L'Hexagone n'est pas collectivement atteint de la maladie d'Alzheimer
Je ne vois pas bien, à première vue, quel auteur français de polar* pourrait traiter [ou aurait pu traiter] l'affaire* Bettencourt. Certes, pas les classiques de la branche dure de la Série noire*,Jean-Patrick Manchette ou Didier Daeninckx, plus habitués à raconter des histoires de gangsters très violents. Pas non plus le Marseillais Jean-Claude Izzo, dont les romans pourraient être rattachés à la veine méditerranéenne et sociologique d'un Manuel Vázquez Montalbán ou d'un Petros Márkaris. Fred Vargas, avec ses intrigues énigmatiques, entre le policier et le fantastique –capable de raconter l'affaire d'un vieillard qui assassine sa femme à la mie de pain –, serait sans doute la mieux à même de raconter l'affaire. Ou le Belge George Simenon...

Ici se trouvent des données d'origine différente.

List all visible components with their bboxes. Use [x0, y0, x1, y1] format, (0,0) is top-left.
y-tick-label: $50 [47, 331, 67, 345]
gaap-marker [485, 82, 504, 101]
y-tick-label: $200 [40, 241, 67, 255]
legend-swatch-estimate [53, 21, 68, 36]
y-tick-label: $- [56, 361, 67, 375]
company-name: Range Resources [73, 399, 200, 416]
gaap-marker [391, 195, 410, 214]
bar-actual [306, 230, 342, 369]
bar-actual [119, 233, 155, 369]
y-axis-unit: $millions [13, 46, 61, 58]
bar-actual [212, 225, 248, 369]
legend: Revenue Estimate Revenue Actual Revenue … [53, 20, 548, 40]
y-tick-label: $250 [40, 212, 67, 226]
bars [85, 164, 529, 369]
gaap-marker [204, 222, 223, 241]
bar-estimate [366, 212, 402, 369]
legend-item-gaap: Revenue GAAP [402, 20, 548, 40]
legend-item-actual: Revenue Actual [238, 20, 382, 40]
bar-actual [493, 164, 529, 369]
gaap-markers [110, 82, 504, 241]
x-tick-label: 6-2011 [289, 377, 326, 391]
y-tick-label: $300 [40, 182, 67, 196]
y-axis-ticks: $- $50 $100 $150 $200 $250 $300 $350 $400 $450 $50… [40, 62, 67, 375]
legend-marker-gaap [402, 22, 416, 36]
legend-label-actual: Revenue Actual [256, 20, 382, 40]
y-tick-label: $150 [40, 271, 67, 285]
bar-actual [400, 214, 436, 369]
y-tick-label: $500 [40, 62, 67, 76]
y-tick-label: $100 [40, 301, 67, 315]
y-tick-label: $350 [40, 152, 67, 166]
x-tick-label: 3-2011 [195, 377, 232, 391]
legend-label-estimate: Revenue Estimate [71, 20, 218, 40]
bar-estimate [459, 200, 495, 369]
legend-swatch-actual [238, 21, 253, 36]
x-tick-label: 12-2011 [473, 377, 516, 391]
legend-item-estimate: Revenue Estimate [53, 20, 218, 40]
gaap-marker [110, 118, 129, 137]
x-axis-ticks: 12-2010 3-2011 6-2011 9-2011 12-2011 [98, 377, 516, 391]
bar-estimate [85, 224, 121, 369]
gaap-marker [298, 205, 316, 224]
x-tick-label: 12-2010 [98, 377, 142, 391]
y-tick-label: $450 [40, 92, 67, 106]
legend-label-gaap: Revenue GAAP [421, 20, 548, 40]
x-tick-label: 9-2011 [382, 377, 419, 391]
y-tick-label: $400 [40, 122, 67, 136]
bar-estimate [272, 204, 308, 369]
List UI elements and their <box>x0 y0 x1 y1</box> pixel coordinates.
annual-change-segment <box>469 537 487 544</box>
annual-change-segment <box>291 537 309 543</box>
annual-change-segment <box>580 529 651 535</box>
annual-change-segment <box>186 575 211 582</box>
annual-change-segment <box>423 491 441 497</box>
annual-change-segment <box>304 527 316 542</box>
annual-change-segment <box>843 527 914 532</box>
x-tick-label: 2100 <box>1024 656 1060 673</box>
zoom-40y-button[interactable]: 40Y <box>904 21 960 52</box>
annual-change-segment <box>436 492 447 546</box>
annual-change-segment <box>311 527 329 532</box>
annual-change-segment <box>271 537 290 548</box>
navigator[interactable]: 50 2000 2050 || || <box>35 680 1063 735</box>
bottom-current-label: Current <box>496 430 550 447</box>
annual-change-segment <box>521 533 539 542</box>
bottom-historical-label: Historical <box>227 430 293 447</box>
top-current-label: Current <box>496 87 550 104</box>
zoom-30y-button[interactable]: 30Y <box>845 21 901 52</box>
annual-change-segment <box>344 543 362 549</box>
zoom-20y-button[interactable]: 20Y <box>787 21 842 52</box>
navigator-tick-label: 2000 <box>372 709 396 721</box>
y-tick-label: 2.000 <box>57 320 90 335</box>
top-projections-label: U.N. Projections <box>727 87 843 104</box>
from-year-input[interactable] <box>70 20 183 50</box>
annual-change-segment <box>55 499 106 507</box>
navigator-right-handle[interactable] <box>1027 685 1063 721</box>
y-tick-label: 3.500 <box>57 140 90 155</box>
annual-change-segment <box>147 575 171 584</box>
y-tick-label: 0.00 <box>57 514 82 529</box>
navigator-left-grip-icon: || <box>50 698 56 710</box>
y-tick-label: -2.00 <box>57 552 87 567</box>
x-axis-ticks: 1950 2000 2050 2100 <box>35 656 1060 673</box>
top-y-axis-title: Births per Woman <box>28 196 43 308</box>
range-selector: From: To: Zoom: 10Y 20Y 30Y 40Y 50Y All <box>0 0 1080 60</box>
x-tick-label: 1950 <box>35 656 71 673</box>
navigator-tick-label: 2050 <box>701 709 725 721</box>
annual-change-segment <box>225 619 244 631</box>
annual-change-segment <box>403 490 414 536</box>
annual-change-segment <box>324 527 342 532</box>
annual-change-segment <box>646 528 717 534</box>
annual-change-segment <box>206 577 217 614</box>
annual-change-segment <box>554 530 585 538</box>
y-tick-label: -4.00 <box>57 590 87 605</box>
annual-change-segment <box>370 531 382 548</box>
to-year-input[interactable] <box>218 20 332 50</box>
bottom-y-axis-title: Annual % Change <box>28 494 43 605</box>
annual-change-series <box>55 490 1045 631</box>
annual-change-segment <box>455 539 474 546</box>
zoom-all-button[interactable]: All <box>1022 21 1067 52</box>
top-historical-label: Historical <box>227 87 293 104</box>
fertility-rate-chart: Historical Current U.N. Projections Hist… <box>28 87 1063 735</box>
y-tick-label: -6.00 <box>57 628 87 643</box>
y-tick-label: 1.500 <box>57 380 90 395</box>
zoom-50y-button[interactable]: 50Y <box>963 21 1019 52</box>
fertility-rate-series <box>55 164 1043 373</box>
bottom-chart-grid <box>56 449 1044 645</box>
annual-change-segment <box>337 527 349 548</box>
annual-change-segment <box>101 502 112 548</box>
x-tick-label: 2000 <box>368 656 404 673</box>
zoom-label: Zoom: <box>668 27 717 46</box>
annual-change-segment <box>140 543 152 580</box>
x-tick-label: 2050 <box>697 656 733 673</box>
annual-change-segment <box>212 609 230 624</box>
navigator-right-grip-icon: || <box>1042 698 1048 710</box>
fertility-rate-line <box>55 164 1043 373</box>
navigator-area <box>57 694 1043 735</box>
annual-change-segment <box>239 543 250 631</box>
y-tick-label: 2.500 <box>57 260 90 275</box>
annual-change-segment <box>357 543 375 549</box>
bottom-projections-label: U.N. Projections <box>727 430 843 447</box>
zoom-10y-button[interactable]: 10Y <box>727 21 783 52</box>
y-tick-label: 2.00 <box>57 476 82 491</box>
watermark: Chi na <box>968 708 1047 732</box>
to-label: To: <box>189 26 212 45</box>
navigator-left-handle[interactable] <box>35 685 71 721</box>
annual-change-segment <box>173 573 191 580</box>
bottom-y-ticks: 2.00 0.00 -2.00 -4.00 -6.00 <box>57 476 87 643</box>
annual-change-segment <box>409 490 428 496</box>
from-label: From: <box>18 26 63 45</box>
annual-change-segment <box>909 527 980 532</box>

Une chose est sûre, le livre auquel les déboires de Sarkozy et l'affaire Bettencourt me renvoient le plus directement est L'Histoire universelle de l'infamie de Jorge Luis Borges. Entre Le Peu Civil Maître de cérémonies Kotsuke no Suké et L'Imposteur invraisemblable Tom Castro, une nouvelle borgésienne intitulée Sarko le diabolique détrousseur de vieilles dames pourrait trouver sa place.
En mai 2002, dans un texte de Crónica Negra ayant pour titre The French Connection, j'ai écrit : "Sarkozy peut être vaincu ce dimanche 6 mai par François Hollande (...). Ce serait un échec personnel impressionnant pour Sarko 'le Petit'. Cela confirmerait que ses fourberies, son état d'excitation permanent, sa passion obscène pour les riches et autres célébrités, son agressivité et sa démagogie sont devenus insupportables à des dizaines de millions de Français."
Même si elle s'est confirmée, cette prédiction n'avait pas grand mérite. Moins crédules par exemple que les Américains les Français sont un peuple qu'on ne peut pas tromper majoritairement pendant longtemps. La démence sénile d'une Liliane Bettencourt n'est pas une maladie collective de l'Hexagone.